When I was 12, I wanted to save the world. It seemed the natural career path, having already lost interest in growing up to be a marine biologist, mime or astronaut. Though I knew it was idealistic, it didn’t seem such an unreasonable aim at the time. I was a bright kid in one of those fancy, upper-middle class public schools with dedicated teachers who told me I could do anything if I put my mind to it. Photos of starving people halfway across the world upset me; I figured that I could volunteer my time and donate my money, without too much inconvenience to myself, and really get started on saving the world.
These days, I fight the urge to roll my eyes at the inordinate praise heaped on well-intentioned service groups like The Detroit Project and Dance Marathon. I cringe when I read articles headlines like Detroit Project sweeps away urban blight (04/03/2006). If the complex problems Detroit faces could be summed up as “urban blight” and could be “swept away” by 1,000 college students willing to pick up trash on one Saturday, don’t you think we would have taken care of that already?
I’m still sorting out why I feel such unease with Dance Marathon. It is annoying, of course, to receive constant e-mails imploring me to do my Saturday-night drinking at this bar night or that as a way to get plastered for a good cause. But I suspect it’s more the fanfare and constant back-patting to keep up morale that gets to me. There’s the hierarchy of arbitrary positions and posts to keep people motivated and distract them from the fact that at the end of the day, they spend an entire year putting on a show to convince individuals and businesses to donate money. At the end of the day, $300,000 will help, but was gathering it in such a roundabout manner really the best use of everyone’s time?
My own desire to somehow save all the poor, sick and dying people around the world, to rescue them from the hell in which they certainly must live, didn’t fade away on its own. First realizing that my life was pretty privileged brought with it a lot of guilt, and it still does sometimes. But my initial reaction – to make up for things by helping out at soup kitchens when I had time, by “giving up” a whole week of my life each year to go fix up houses in the mountains – missed the point.
It took a few of those weeklong service trips to beat that notion out of my head. The biggest blow came when the culmination of one week spent trying to help build a wheelchair ramp was no more than a dozen three-foot-deep holes and a broken sewer line. I was not a construction worker; the time it took to show me how to properly wield a hammer could have been more effectively spent actually building things. Working my part-time job for a week and donating the money would have probably done more in the sense of tangible benefit, though I wouldn’t have gotten a nifty T-shirt.
But that warm, fuzzy feeling we get from volunteering is intoxicating. It does feel good to do something – and to know that digging ditches in Kentucky was more helpful than getting drunk in Cancun.

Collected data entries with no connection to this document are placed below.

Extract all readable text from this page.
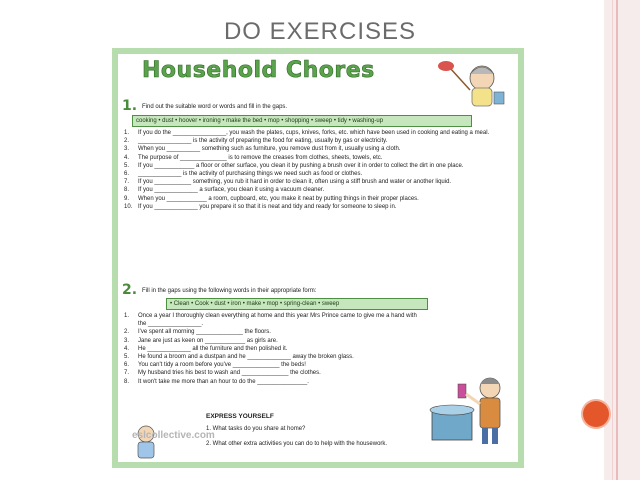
DO EXERCISES
Household Chores
1. Find out the suitable word or words and fill in the gaps.
cooking • dust • hoover • ironing • make the bed • mop • shopping • sweep • tidy • washing-up
1.	If you do the ________________, you wash the plates, cups, knives, forks, etc. which have been used in cooking and eating a meal.
2.	________________ is the activity of preparing the food for eating, usually by gas or electricity.
3.	When you __________ something such as furniture, you remove dust from it, usually using a cloth.
4.	The purpose of ______________ is to remove the creases from clothes, sheets, towels, etc.
5.	If you ____________ a floor or other surface, you clean it by pushing a brush over it in order to collect the dirt in one place.
6.	_____________ is the activity of purchasing things we need such as food or clothes.
7.	If you ___________ something, you rub it hard in order to clean it, often using a stiff brush and water or another liquid.
8.	If you _____________ a surface, you clean it using a vacuum cleaner.
9.	When you ____________ a room, cupboard, etc, you make it neat by putting things in their proper places.
10. If you _____________ you prepare it so that it is neat and tidy and ready for someone to sleep in.
2. Fill in the gaps using the following words in their appropriate form:
• Clean • Cook • dust • iron • make • mop • spring-clean • sweep
1.	Once a year I thoroughly clean everything at home and this year Mrs Prince came to give me a hand with the ________________.
2.	I've spent all morning ______________ the floors.
3.	Jane are just as keen on ____________ as girls are.
4.	He _____________ all the furniture and then polished it.
5.	He found a broom and a dustpan and he _____________ away the broken glass.
6.	You can't tidy a room before you've ______________ the beds!
7.	My husband tries his best to wash and ______________ the clothes.
8.	It won't take me more than an hour to do the _______________.
EXPRESS YOURSELF
1. What tasks do you share at home?
2. What other extra activities you can do to help with the housework.
eslcollective.com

Combine it with this sense of one’s own privilege, that the time and money needed to volunteer is a luxury not all have, and you’ve got the perfect conditions for a whole lot of self-congratulation.
Does that mean we shouldn’t do what we can, that we should just worry about ourselves? Of course not. But just as it’s dangerous to let ourselves shirk away from the pain we feel when we recognize how fortunate we are, it’s important to be careful of that feeling bordering on condescension that regards those less wealthy than us as helpless and in dire need of a day or a week of our precious time.
I’m not saying Dance Marathon and DP Day are not worthy pursuits – at the very least, the scale of these projects draw in people and groups who might not otherwise get involved. But I was relieved to read the letter in the Daily yesterday (Daily coverage of DP Day misleading on many levels) revealing that DP leadership does try to contextualize DP Day as a time to bring together members of different communities, not for University students to “fix” Detroit.
The changes necessary to remedy society’s inequalities and injustices go beyond a lack of volunteers. It will take alliances between organizations and communities, not a bunch of well-meaning college students, to bring about a significant change. I can raise money, try to educate others, head off on service trips and learn about issues I might not encounter otherwise. But it takes a fair assessment of the impact, both positive and negative, that volunteers have on the communities and individuals to fully understand what service means and what it can do.
Whether a relief or a burden, it’s not our place to save the world.